Aujourd’hui, nous sommes mardi. Le mardi, le pasteur du village nous rend une petite visite amicale. Il lit un passage biblique, discute et partage le goûter avec nous. Comme tous les mardis où je me fâche avec Elisa, je lui ferai l’honneur de ma visite. Ses paroles m’apaiseront quand je lui demanderai de nous parler de l’au-delà sous l’œil affolé et accusateur de mes co-pensionnaires. Il me parlera de ma mère et de nos retrouvailles dans l’autre monde. Ah, maman, je me languis tant!!!
Je devais avoir à peine dix ans la première fois où je lui ai demandais
- « Maman, peut-on rester toute notre vie ensemble ? »
Comme d’habitude, maman avait fermé les yeux et prit une profonde inspiration. De cette voix si douce à mes oreilles, elle avait approché sa tête contre la mienne et m’avait répondu
- « Nous ne savons pas ce que la vie nous réserve, mon lapin, mais je peux t’affirmer que nous serons réunis dans l’éternité. Même si la vie nous a séparés durant de longues années, nous aurons toute l’éternité pour rattraper le temps perdu »
De sa voix limpide et si belle, elle avait entonné tout en me berçant dans ses bras une chanson d’Edith Piaf Si un jour, la vie t’arrache à moi…
Je me suis longtemps demandé si elle se doutait ce jour-là que la vie allait m’arracher à elle si tôt…
Ma mère m’avait eu tôt. Ma mère m’avait eu seule. Elle n’avait pas vingt ans que je chargeais ses bras de quasiment 4 Kg au jour de ma naissance. Elle était belle, ma mère. Elle était forte surtout. Elle avait souvent serré les dents et mis le poing dans la poche face à l’agressivité de sa famille et des gens de son village.

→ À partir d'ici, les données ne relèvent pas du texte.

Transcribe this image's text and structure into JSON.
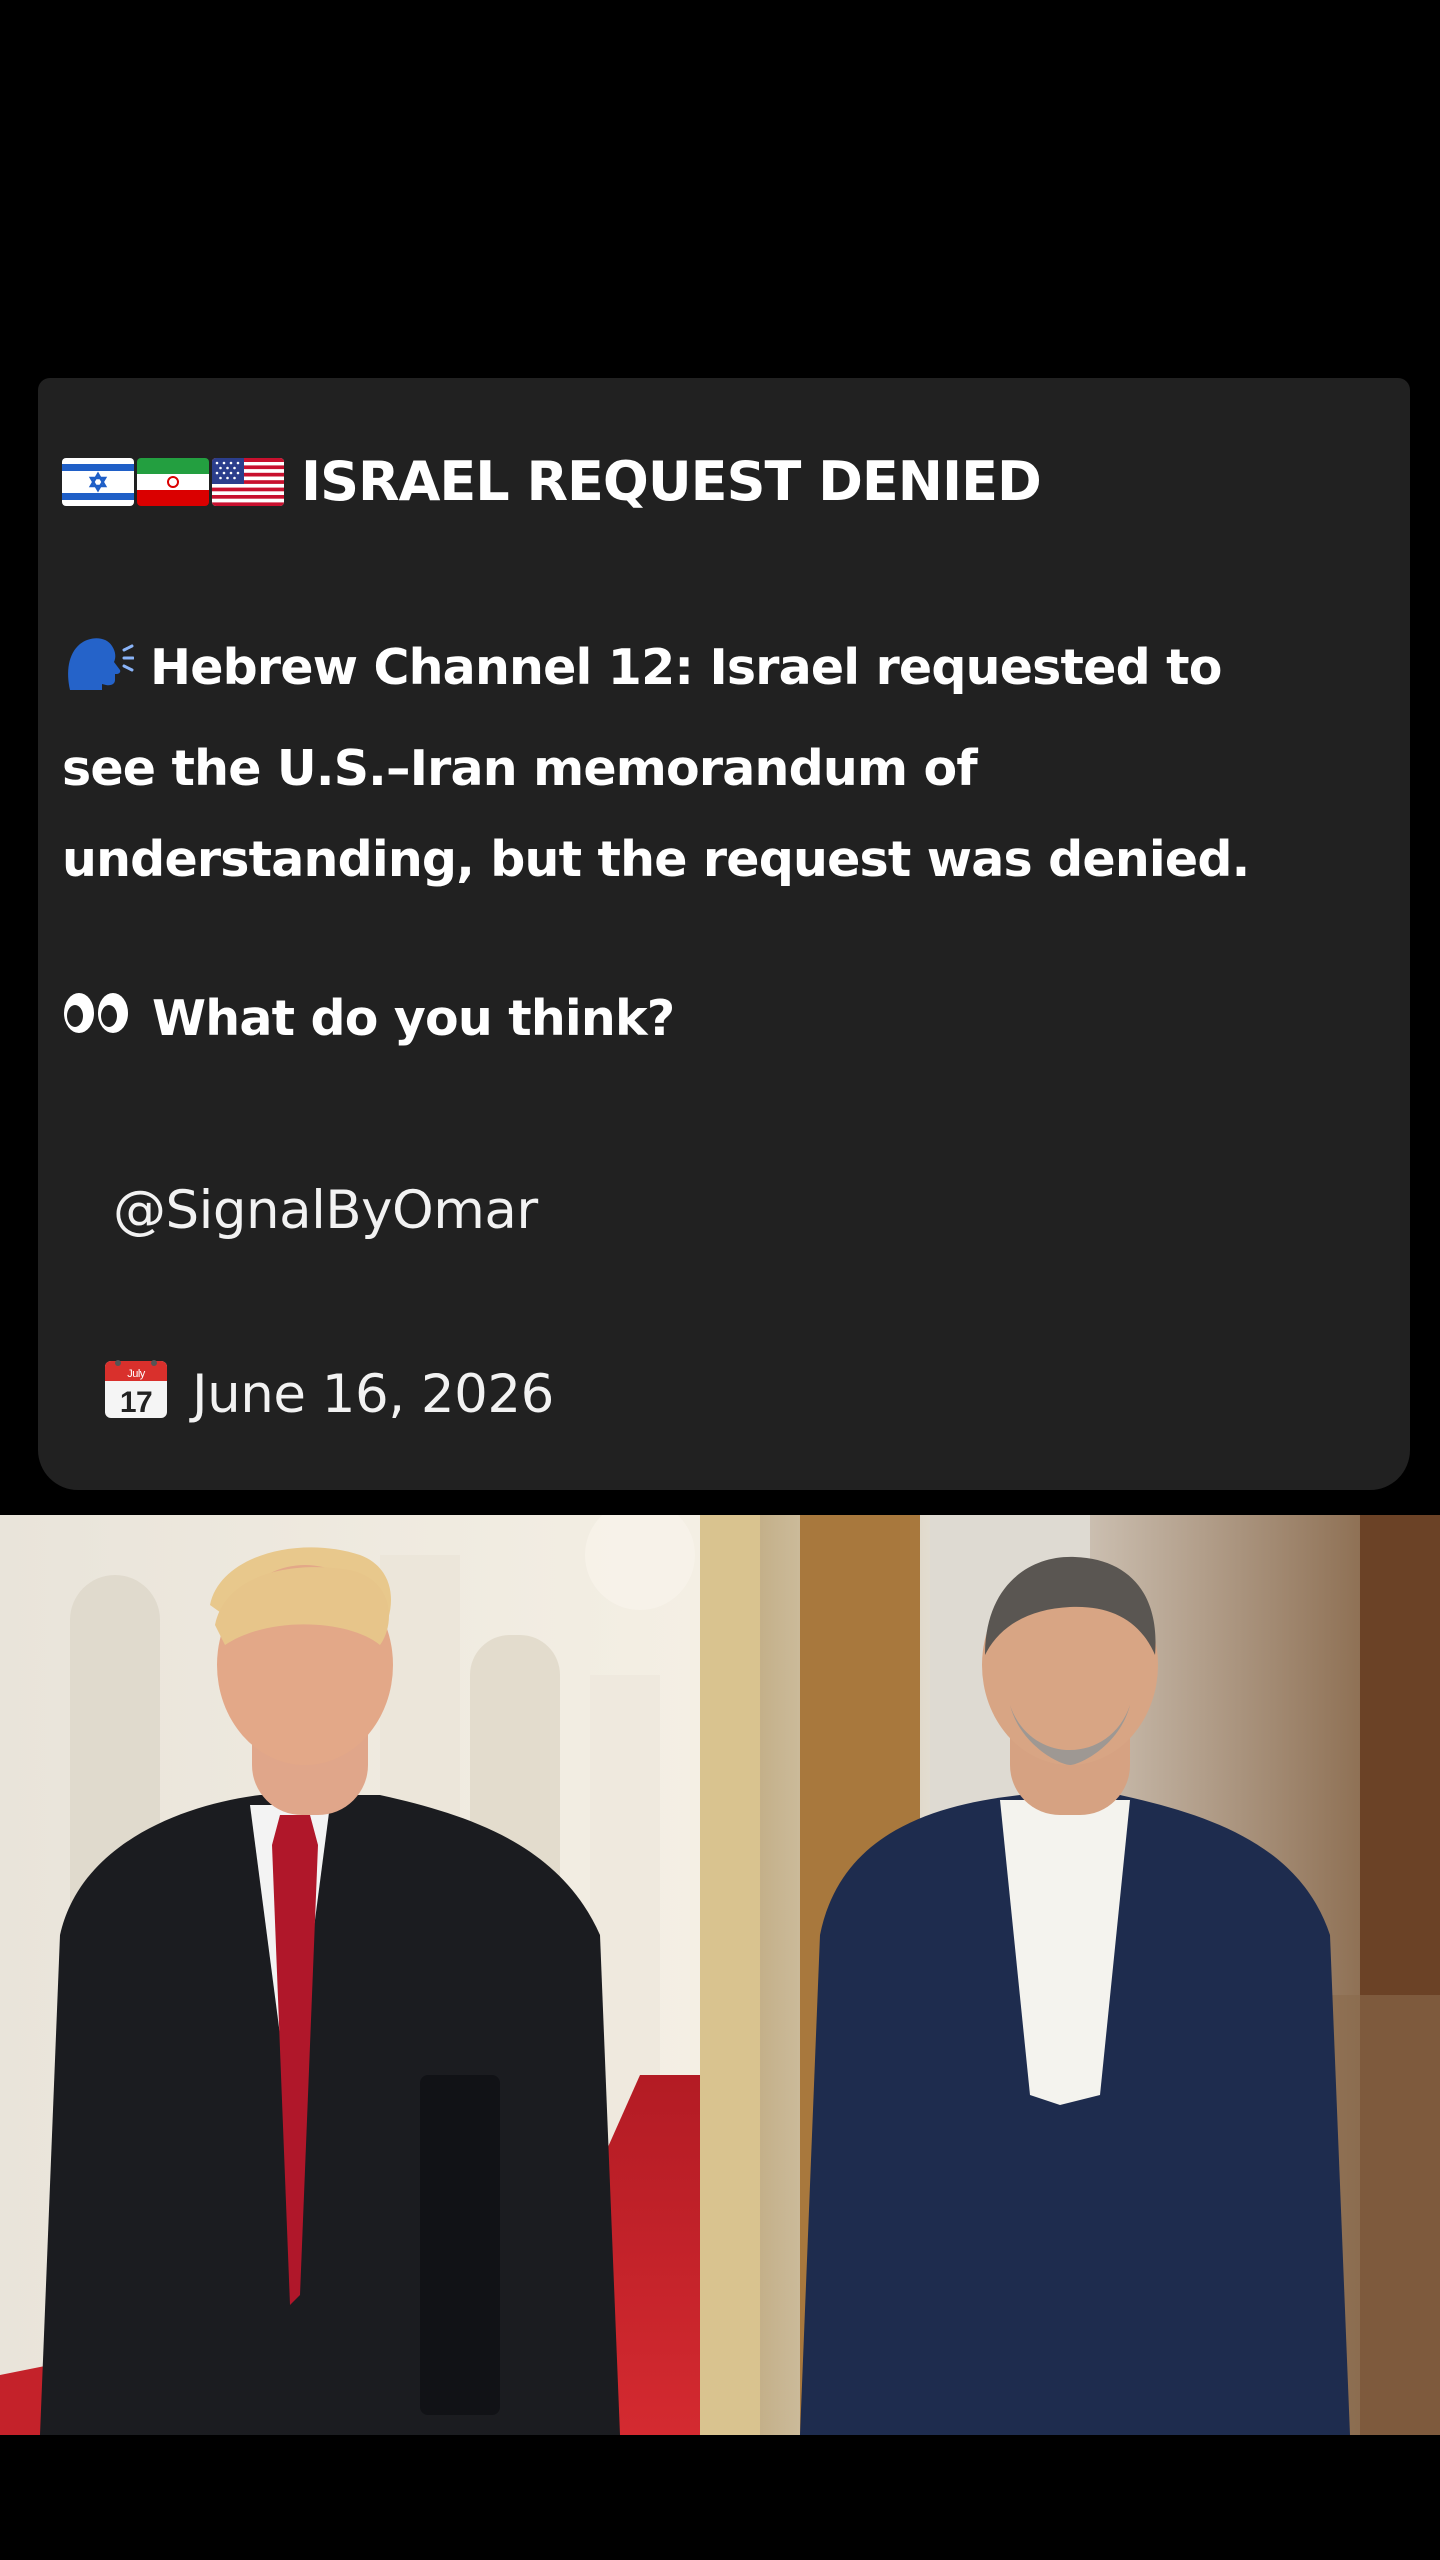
{
  "post": {
    "headline": "ISRAEL REQUEST DENIED",
    "flags": [
      "israel-flag-icon",
      "iran-flag-icon",
      "us-flag-icon"
    ],
    "body_icon": "speaking-head-icon",
    "body": "Hebrew Channel 12: Israel requested to see the U.S.–Iran memorandum of understanding, but the request was denied.",
    "question_icon": "eyes-icon",
    "question": "What do you think?",
    "handle": "@SignalByOmar",
    "date_icon": "calendar-icon",
    "calendar_month": "July",
    "calendar_day": "17",
    "date": "June 16, 2026"
  },
  "colors": {
    "background": "#000000",
    "card": "#212121",
    "text": "#ffffff"
  },
  "image": {
    "description_icon": "photo-two-men-walking"
  }
}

Elle avait eu un enfant sans être mariée. A l’époque, elle s’était attirée les foudres de son entourage. Etre fille-mère à ma naissance était un sacerdoce. Et pourtant, j’aurais voulu la défendre, crier à tous ses détracteurs qu’elle n’avait commis aucun crime. Au contraire, elle était une bonne mère alors que tant d’autres sont pitoyables…
Dans sa vie, il n’y avait aucune place pour un homme. J’avais pris l’unique place disponible dans son cœur. Elle fuyait les hommes comme la peste. Très tôt, elle a quitté son village, sa famille, ses amis, ses repères… pour recommencer une nouvelle vie avec moi. De sa Drôme natale, nous nous sommes installés à Paris. A vingt ans, ma mère était encore une toute jeune diplômée. Elle venait de réussir son examen d’infirmière.

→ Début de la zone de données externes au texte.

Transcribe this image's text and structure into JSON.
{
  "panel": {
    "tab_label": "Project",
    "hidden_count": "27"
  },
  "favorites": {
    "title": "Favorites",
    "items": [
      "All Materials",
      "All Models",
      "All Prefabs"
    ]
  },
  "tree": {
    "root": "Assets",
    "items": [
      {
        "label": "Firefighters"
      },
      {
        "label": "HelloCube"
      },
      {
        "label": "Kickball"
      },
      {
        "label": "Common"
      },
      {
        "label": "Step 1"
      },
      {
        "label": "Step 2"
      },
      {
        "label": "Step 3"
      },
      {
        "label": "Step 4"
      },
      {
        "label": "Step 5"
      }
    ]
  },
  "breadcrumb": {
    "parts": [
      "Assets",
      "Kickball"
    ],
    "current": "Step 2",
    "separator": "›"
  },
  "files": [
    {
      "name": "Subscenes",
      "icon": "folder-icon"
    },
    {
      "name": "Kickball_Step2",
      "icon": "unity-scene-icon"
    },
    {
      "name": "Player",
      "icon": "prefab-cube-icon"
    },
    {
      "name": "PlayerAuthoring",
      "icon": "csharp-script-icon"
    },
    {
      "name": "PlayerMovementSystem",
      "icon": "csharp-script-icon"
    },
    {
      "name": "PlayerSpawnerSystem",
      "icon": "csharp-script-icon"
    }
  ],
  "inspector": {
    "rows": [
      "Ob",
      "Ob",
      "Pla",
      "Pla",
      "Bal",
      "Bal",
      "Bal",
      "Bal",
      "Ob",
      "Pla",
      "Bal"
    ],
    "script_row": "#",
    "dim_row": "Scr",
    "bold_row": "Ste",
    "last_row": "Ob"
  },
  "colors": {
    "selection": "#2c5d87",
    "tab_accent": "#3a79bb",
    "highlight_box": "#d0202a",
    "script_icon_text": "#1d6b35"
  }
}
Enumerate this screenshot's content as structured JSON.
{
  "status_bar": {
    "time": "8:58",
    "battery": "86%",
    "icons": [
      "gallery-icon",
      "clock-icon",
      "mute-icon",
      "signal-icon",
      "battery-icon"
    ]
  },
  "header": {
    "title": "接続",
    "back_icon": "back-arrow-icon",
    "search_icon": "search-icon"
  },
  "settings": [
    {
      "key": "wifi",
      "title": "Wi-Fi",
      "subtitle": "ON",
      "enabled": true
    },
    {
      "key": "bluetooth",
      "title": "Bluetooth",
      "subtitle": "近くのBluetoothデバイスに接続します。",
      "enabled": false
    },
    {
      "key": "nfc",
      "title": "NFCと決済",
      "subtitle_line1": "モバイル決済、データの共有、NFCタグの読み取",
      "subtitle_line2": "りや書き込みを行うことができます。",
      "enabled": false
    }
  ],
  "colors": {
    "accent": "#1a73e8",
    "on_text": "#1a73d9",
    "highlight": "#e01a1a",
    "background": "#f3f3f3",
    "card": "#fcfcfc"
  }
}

De son village drômois où je suis retourné en vacances pendant les plus jeunes années de ma vie, j’ai conservé très peu de souvenirs. Je me rappelle la chaleur étouffante du soleil qui m’enveloppait dès ma descente du train en gare de Montélimar. A Paris, l’hiver est froid et long. Paris reste encore aujourd’hui ma ville de cœur, même si elle m’a volé un jour « maman ». Les années que j’ai passées dans les rues du 20è arrondissement restent encore aujourd’hui les plus belles et les plus douces de ma longue et misérable vie. Durant ma vie en Afrique, je n’ai cessé d’essayer d’y retourner un jour. Je suis heureux à l’idée d’être enseveli ici à Paris, là où repose maman.
Aujourd’hui, je m’endors péniblement. Ma dispute avec Elisa a gâché une des dernières journées de mon existence. Demain, j’espère que nous nous réconcilierons. Je comprends ce qu’elle veut faire pour moi, pour mon fils. En mon for intérieur, je sais qu’elle a raison mais on ne raye pas trente ans de sa vie comme on rembobine un mauvais film. Suivre ses conseils équivaudraient à faire un bilan plutôt négatif de mes choix du passé.
Je sens que le somnifère commence à faire son effet. Le sommeil me gagne et calme mes angoisses. Mon cœur ralentit son rythme. Je respire lentement. J’aimerais tant dormir pour toujours. A quoi bon me réveiller demain ? Pour qui ? Pour quoi ?
La vie est injuste parfois. Elle est trop courte pour certains, trop longue pour d’autres…
Avant de dormir, en récitant le « notre père », je demanderais à Dieu de me ramener à Lui. S’Il en décide autrement, encore une fois, peut-être suivrais-je le conseil d’Elisa. Sans doute me faudra t-il comprendre qu’il me reste encore un combat à mener sur cette terre avant de partir ?
Cathédrale Notre-Dame. Je rêve ou pas ? Je me retrouve pieds nus devant la maison du Père. Serais-je mort ? Dieu aurait-Il répondu à mes prières ?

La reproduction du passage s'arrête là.